- Education: Royal Conservatoire of Scotland
- Notable work: Trilogy
- Awards: Forced Entertainment Award

= Nic Green =

Nic Green is a performance maker and activist, brought up in Yorkshire, but based in Glasgow. Her work is based on the environment, social responsibility and relationships. She is well known for her use of nudity on stage, for example Trilogy (2009–2010), which is a two-hour show in three parts. It is a feminist, political statement on the body where she, three other women and a man are naked for the duration of it as well as asking members of the audience to take their clothes off too.

== Life ==
Nic Green graduated from the Royal Conservatoire of Scotland in 2005 with a Bachelor of Arts in Contemporary Performance Practises.
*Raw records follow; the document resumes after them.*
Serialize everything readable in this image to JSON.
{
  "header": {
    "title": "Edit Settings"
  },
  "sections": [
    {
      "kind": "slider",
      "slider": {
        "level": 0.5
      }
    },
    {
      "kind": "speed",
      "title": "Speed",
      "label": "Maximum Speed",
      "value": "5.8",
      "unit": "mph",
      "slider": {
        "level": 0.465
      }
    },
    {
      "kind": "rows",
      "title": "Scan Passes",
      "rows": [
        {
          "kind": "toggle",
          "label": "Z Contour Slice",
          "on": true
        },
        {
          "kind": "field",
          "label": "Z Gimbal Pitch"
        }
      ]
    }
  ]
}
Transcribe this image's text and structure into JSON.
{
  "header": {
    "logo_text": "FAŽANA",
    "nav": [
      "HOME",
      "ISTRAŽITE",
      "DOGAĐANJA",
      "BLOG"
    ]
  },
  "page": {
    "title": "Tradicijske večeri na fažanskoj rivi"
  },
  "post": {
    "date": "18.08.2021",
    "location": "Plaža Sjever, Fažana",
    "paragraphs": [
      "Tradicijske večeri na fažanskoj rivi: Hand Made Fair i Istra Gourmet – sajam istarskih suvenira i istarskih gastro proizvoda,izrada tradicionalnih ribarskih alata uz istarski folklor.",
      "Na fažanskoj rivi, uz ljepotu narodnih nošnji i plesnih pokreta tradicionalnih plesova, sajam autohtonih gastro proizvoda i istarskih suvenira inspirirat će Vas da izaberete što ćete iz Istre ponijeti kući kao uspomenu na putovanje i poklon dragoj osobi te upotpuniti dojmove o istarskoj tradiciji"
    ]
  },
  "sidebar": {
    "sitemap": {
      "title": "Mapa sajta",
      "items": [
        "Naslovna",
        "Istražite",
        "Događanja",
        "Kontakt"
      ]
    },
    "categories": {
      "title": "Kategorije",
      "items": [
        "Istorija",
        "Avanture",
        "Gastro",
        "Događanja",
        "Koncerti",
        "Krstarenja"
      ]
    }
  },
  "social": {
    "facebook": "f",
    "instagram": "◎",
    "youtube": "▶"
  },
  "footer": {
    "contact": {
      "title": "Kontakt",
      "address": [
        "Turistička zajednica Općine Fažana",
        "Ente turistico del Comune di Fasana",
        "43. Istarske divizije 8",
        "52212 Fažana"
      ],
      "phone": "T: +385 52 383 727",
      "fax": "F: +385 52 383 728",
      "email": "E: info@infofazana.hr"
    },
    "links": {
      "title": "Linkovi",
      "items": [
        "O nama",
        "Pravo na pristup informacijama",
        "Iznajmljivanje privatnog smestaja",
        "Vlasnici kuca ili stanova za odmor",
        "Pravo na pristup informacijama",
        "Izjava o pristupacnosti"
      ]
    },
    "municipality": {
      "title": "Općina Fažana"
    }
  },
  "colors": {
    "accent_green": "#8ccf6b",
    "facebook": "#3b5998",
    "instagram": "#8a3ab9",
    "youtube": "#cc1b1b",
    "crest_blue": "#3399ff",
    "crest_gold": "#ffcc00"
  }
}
She often focusses her work within communities and public arts with her areas of influence and research being varied and cross many disciplines from Systems Thinking to Jungian Synchronicity. Her past projects have been about spaces, about radical and engaged and making the political more accessible. For example, she led a project in collaboration with Artsadmin titled 'Make Space' in 2013 and was four-week project challenging ideas on how people see and experience the space around us.

She was the recipient of the inaugural Forced Entertainment Award, in memory of Huw Chadbourn for 2018 and was also the 2018 Artist in Residence at National Theatre Scotland.

== Works ==
Some of her earlier works include:
- Saccades (2005)
- Trilogy (2010)
- Slowlo (2012)
- Fatherland (2013)
- Shadowlands (2013)
- Cock and Bull (2017)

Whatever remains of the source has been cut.